Is it a sport utility vehicle, or a sport activity vehicle, an all activity vehicle or simply a crossover?

Rampant cross breeding by the auto industry, of which examples abound at this year's North American International Auto Show, can create mind-bending confusion. The automakers' remedy is simple: create a new category or stretch the boundaries of an existing one.

Just one example of vehicular identity crisis is Honda Motor Corp.'s new Pilot. It is built on the platform of its upscale cousin, the Acura MDX, a sport utility vehicle, and it's being promoted as an SUV.

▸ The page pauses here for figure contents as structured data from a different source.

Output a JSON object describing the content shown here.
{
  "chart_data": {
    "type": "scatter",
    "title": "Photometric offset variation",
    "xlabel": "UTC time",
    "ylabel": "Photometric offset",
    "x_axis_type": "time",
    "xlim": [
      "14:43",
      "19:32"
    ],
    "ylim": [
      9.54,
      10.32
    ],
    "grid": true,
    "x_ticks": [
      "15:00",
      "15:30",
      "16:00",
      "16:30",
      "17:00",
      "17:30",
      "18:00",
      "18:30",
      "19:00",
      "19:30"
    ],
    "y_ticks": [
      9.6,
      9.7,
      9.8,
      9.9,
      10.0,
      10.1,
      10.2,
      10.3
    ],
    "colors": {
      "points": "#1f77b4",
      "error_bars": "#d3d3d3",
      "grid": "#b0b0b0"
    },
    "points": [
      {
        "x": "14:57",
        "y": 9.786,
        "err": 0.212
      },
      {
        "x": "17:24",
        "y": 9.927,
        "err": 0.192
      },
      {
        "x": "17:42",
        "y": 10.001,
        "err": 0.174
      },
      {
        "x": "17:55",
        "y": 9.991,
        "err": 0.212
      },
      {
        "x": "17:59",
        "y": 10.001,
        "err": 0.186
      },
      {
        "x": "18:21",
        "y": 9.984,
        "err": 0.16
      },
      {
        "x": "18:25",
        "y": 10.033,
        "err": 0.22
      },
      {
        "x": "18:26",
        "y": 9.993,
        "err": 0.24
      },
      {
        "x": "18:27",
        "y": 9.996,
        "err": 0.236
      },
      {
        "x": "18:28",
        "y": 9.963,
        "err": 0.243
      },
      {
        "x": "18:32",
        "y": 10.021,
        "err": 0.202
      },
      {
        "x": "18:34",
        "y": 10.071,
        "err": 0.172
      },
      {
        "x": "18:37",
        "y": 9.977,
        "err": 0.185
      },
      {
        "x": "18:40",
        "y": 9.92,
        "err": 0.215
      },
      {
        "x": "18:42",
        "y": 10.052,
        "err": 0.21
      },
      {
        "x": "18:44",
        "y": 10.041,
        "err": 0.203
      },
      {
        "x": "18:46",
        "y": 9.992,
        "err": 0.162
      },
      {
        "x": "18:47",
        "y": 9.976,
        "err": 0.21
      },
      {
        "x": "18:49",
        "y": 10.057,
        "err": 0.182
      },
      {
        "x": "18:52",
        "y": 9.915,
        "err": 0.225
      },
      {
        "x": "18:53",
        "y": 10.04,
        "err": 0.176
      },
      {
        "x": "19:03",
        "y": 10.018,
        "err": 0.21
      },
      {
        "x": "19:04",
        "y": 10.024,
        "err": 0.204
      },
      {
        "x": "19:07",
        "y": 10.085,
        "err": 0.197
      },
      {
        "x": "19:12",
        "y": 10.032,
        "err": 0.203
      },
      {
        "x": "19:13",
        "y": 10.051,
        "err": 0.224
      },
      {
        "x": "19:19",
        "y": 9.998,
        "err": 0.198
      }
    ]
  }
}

But the Pilot has the vague look of a modern station wagon and the feel of a minivan, with a place in its console for stashing a purse.

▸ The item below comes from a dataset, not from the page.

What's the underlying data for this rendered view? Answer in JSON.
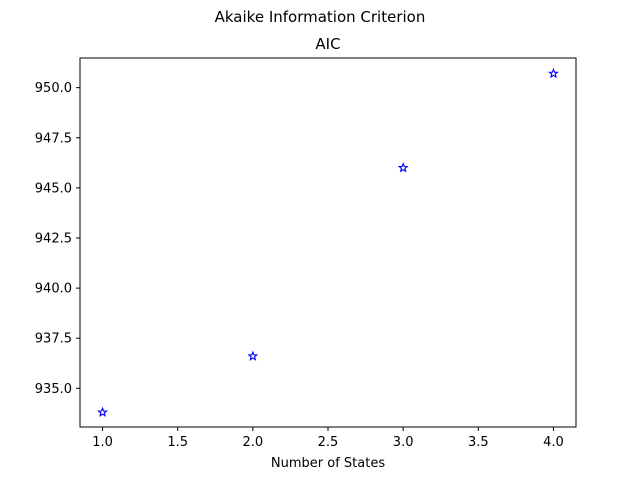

Then there's the Pacifica, which most resembles a station wagon.

But don't dare use that word around the touchy designers at the Chrysler Group of DaimlerChrysler AG. They point to its power and ruggedness, like those of a small SUV, and creature comforts similar to an upscale touring sedan. With no easy pigeonhole for the Pacifica, the Chrysler folks invented a new one: sports tourer.

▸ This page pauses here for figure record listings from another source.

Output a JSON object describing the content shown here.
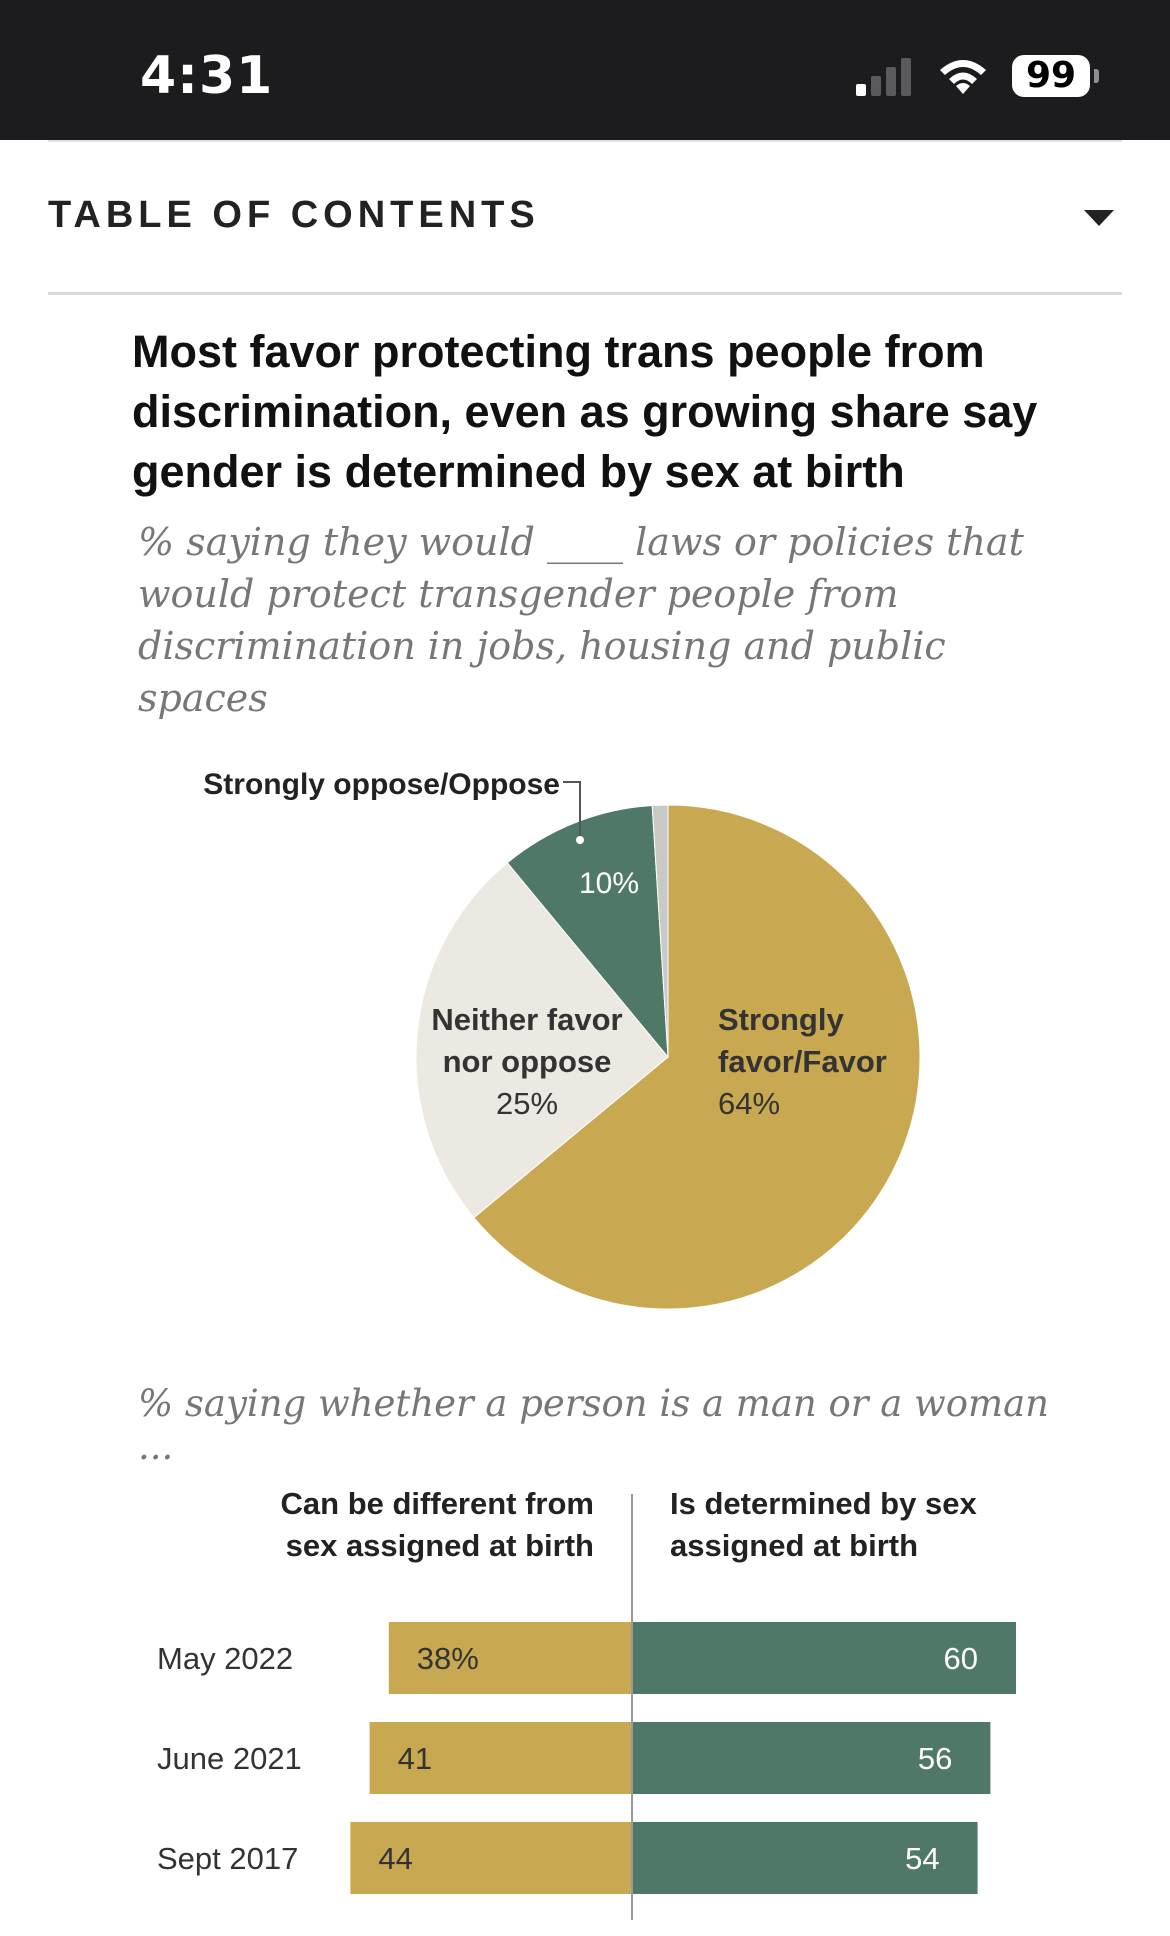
{
  "status_bar": {
    "time": "4:31",
    "battery": "99",
    "icons": [
      "cellular-signal-icon",
      "wifi-icon",
      "battery-icon"
    ]
  },
  "toc": {
    "label": "TABLE OF CONTENTS",
    "icon": "caret-down-icon"
  },
  "colors": {
    "favor": "#c8a951",
    "neither": "#ebe9e1",
    "oppose": "#507868",
    "no_answer": "#c9c9c9"
  },
  "chart_data": [
    {
      "type": "pie",
      "title": "Most favor protecting trans people from discrimination, even as growing share say gender is determined by sex at birth",
      "subtitle": "% saying they would ____ laws or policies that would protect transgender people from discrimination in jobs, housing and public spaces",
      "slices": [
        {
          "label": "Strongly favor/Favor",
          "value": 64,
          "display": "64%"
        },
        {
          "label": "Neither favor nor oppose",
          "value": 25,
          "display": "25%"
        },
        {
          "label": "Strongly oppose/Oppose",
          "value": 10,
          "display": "10%"
        },
        {
          "label": "",
          "value": 1,
          "display": ""
        }
      ]
    },
    {
      "type": "bar",
      "subtitle": "% saying whether a person is a man or a woman ...",
      "categories": [
        "May 2022",
        "June 2021",
        "Sept 2017"
      ],
      "series": [
        {
          "name": "Can be different from sex assigned at birth",
          "values": [
            38,
            41,
            44
          ],
          "labels": [
            "38%",
            "41",
            "44"
          ]
        },
        {
          "name": "Is determined by sex assigned at birth",
          "values": [
            60,
            56,
            54
          ],
          "labels": [
            "60",
            "56",
            "54"
          ]
        }
      ]
    }
  ]
}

The Pacifica will arrive in showrooms in 2003 as a 2004 model. The version on display at the auto show will be a concept version.

The auto show opens Sunday with media previews, followed Wednesday by industry previews, and will open to the public next Saturday.

General Motors Corp. will unveil the production version of the Chevrolet SSR, which was displayed as a concept vehicle two years ago. It, too, is a potluck dinner on wheels, both a convertible roadster and a pickup truck, a sort of uptown El Camino.

GM's Saab unit is getting into the multiplicity game, too, with the 9-3X concept vehicle. The all-wheel-drive 9-3X is Saab's first attempt at a vehicle that can safely venture off the asphalt.

Just as Chrysler wrestled with an appropriate segment for its Pacifica, Saab has decided to create another original category for the 9-3x: the crossover coupe.

Fellow Swedish automaker Volvo, a unit of Ford Motor Co., will display the XC90, which will be equipped with all-wheel drive and a five- or six-cylinder turbocharged engine.

It is based on a car platform but will have the stance of an SUV, and Volvo decided to make life relatively simple: They're calling it an SUV.

A few vehicles making their first public appearances have simply undergone a bit of nip and tuck, namely the latest versions of the Ford Expedition and Lincoln Town Car.

Ford wanted to keep the details under wraps until the official introductions during media preview days. But it can be said that both vehicles will look like they've emerged from a week at a spa, feeling all new and refreshed, inside and out, something each sorely needed.

When the auto show opens to the public Saturday, people will get their first look at the Hummer H2 SUV, which is smaller and a little more civilized than the H1 but still a formidable road presence.

The production version of the Mazda RX-8 also is making its debut, a year after being introduced as a concept vehicle.

The four-door sports car is powered by a new generation rotary engine. It's expected to be in showrooms in early 2003.

Another sports car that went from concept to reality is the Cadillac XLR. Known as the Evoq when it was on the drawing board, the XLR features a retractable hardtop and the first use of a high-output, 4.65-liter Northstar engine in a rear-wheel-drive vehicle.

For only the third time in its 31-year history, there's a new version of the Land Rover Range Rover. The pricey SUV has been redesigned inside and out, including a leather trimmed instrument panel and a 4.4-liter V8 engine.

What used to be called ``retro'' is now defined as ``heritage'' by the automakers -- using early brands and models as templates for modern vehicles.

The one heritage vehicle stirring up pre-show buzz was the Chevrolet Bel Air concept car, a throwback to the brand's 1950's heyday coupled with contemporary features.

The Bel Air has a simple, elegant passenger compartment with a 1950's era steering column-mounted gearshift and bench seats, but under the hood is a very modern Vortec 3500 turbocharged, five-cylinder concept engine.

The Jeep Willys2 concept vehicle blends modern design while retaining suggestions of its World War II ancestry, the Willys MB. First shown in Tokyo, it is making its North American debut in Detroit.

Exactly how many concept vehicles reach production is hard to say, but there is definitely a trend toward more of them, according to Chuck Fortinberry, president of the Detroit Autodealers Association, which organizes the show.

``In the last six or eight years it's increased because the automakers are trying to build concept vehicles that have a more direct link to what consumers are seeing in the future,'' said Fortinberry.

The automakers will closely watch the reactions of the public and the journalists covering the show.

``That way they can really tell whether they're on to something,'' Fortinberry said.